In der Folgezeit verbesserte sich sein Zustand jedoch nicht weiter und im Februar 1940 wird Studinger wie folgt beschrieben:
Körperlich und psychisch stabil. Relativ geordnet und sozial, gehört eher zur angenehmeren Kategorie der Encephalitiker.
In die Kreispflegeanstalt Jestetten kam Otto Studinger erst am 10. Juli 1940. Gemäß den Unterlagen wollten er und seine Frau es so, damit er näher bei Lauchringen und somit bei seiner Familie untergebracht war.

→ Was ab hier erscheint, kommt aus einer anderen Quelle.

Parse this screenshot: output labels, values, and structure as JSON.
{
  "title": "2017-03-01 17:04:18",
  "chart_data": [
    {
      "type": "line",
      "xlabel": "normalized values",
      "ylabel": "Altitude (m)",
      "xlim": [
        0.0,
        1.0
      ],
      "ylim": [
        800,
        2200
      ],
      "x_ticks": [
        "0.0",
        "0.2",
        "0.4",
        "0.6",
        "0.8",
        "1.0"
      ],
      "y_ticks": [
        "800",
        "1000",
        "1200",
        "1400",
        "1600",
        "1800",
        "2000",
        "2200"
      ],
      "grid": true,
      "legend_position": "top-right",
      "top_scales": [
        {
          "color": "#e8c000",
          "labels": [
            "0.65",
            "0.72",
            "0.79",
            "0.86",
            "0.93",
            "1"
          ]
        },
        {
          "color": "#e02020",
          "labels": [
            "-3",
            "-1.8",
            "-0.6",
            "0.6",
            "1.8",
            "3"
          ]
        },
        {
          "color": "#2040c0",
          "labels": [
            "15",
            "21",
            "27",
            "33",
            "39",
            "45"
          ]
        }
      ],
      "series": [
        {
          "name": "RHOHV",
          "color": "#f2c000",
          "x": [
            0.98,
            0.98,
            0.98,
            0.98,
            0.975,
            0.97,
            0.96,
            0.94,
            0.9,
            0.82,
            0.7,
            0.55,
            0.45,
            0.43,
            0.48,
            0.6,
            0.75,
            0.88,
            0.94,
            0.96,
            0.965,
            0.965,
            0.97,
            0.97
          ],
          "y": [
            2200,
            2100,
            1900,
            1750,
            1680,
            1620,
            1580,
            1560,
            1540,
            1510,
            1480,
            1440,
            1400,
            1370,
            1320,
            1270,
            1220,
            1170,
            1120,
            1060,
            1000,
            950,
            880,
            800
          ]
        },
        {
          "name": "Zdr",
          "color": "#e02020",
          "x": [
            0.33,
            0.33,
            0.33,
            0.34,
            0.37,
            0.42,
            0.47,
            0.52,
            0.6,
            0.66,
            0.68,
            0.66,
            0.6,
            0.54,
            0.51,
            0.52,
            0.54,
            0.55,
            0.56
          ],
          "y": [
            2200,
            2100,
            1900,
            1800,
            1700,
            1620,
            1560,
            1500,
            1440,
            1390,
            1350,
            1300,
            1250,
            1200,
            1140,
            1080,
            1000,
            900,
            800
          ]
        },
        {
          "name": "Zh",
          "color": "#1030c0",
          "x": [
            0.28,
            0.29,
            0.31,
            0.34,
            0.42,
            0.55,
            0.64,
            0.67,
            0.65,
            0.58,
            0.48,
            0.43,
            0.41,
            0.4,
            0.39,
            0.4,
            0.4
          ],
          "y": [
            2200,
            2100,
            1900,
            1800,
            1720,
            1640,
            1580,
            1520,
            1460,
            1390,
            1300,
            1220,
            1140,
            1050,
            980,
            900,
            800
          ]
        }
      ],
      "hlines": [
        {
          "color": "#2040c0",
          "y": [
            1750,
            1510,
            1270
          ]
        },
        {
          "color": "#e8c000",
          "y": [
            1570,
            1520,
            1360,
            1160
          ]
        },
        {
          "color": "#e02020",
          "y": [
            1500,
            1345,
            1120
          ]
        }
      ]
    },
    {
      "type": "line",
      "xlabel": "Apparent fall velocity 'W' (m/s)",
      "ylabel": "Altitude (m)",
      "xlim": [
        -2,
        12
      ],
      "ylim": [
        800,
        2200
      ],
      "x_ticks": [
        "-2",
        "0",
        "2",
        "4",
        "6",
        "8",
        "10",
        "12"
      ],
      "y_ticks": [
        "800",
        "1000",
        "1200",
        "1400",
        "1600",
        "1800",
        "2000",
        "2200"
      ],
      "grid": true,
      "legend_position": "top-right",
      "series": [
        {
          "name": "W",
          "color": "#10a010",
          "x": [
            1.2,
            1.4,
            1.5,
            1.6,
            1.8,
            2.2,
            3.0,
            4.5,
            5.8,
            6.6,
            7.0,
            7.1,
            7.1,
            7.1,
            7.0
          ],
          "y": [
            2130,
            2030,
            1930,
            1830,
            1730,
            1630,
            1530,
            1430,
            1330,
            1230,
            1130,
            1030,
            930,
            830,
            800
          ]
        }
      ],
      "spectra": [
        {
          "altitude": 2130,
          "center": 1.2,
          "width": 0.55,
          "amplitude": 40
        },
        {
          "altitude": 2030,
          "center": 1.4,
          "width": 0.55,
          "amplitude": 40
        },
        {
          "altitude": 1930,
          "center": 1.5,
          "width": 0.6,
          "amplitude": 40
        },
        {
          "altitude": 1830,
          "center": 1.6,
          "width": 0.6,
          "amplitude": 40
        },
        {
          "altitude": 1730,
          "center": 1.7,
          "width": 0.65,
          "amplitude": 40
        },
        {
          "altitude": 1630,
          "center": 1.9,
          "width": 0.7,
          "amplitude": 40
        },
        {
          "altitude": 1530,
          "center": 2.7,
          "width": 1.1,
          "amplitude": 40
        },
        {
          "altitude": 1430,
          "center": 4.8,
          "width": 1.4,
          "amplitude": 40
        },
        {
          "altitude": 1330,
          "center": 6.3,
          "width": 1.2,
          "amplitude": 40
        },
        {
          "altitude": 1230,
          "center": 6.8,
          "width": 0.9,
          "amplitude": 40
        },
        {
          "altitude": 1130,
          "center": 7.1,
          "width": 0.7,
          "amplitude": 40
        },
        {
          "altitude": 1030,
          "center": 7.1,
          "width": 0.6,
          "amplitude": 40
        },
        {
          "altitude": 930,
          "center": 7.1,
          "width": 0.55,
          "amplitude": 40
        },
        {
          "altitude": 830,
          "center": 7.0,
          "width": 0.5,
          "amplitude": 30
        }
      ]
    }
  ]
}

Es ist nicht bekannt, was in dieser Zeit bis zu seinem Tod genau passiert ist. Im Jahr 1958 erkundigte sich das Psychiatrische Landeskrankenhaus Emmendingen nach dem Verbleib ihres vormaligen Patienten; solche Anfragen sind im medizinischen Bereich wegen Langzeituntersuchungen durchaus üblich. Das »Sanatorium Schloßberg« beantwortete diese Anfrage wie folgt:
Studinger wurde am 10. Juli 1940 aufgenommen und ist am 10. August 1940 an den Folgen eines Unfalls in selbstmörderischer Absicht verstorben.
Der entsprechende Aktenvermerk lautet:
Studinger setzte sich heute auf den Fenstersims, wurde mehrmals heruntergeholt, auch zweimal von Dr. Lichtenberger, und ins Bett befördert. Seine Verlegung wurde in Gang gesetzt, während dieser Zeit […] setzte sich Studinger wieder auf den Fenstersims und stürzte zum Fenster aus dem 1. Stock hinunter in den Garten.
Verletzungen: Rippenbrüche und linksseitiger U’schenkelbruch, Kopf- und Nasenquetschungen. Behandlung: Reposition-Verband mit Gips.
Die Verletzungen schienen also nicht besonders schwer gewesen zu sein.
Otto Studinger starb am 10. August 1940, also zwei Tage nach dem ersten Abtransport von Pfleglingen nach Grafeneck in die Ermordung. Es ist anzunehmen, dass der Sturz am 9. August oder kurz davor erfolgt ist. Auffallend ist der enge zeitliche Abstand zum ersten Abtransport.
Es bleibt unklar, wie der Fall Otto Studinger gewertet werden muss. Mangels weiterer Quellen kann an dieser Stelle nur spekuliert werden: War es ein Unfall? War es eine Art Trotzreaktion, weil er vielleicht die Unterbringung in einer weiter entfernten Einrichtung fürchtete? Oder befand sich Otto Studinger in einem psychischen Tief und es war suizidale Absicht?
Man kann Otto Studinger wohl nicht als ein direktes Opfer der Euthanasie bezeichnen, da das Wissen um die Tötungen zu jenem Zeitpunkt so nicht bekannt war; das wäre erst bei einem späteren Abtransport der Fall gewesen. Aber ganz unabhängig hiervon ist der Tod Studingers wohl nicht zu betrachten. Und mit hoher Wahrscheinlichkeit wäre auch er umgebracht worden, wäre er nach dem Fenstersturz nicht gestorben.
Auch wenn Otto Studinger nur kurz in Jestetten untergebracht war, seine Krankheitsgeschichte war vermutlich kein Einzelfall. Von daher erlaubt sein Fall zumindest einen interessanten Einblick in die Medizingeschichte und in die Geschichte der Kreispflegeanstalt Jestetten.
Die Encephalitis epidemica chronica trat gehäuft in den Jahren von 1915 bis 1930 auf, also in der Zeit der Spanischen Grippe und danach. Sie wurde auch als Hirngrippe oder Schlafkrankheit bezeichnet. Erstmalig beschrieben wurde sie von Constantin von Economo (1876-1931) und wird daher manchmal auch »Economo encephalitis« genannt. Ursächlich nimmt man eine virale oder postvirale Enzephalitis an mit sowohl körperlichen Merkmalen (Muskelverkrampfungen, insbesondere auch der Augen, mit Blick nach oben, Gangstörungen, Fallneigung, zunehmende Bettlägerigkeit, ausgesprochene Müdigkeit bzw. Schlafkrankheit) als auch seelischen Symptomen (Depression, Paranoia, seelischer Rückzug). Die Erkrankung nahm oft einen bald tödlichen Verlauf.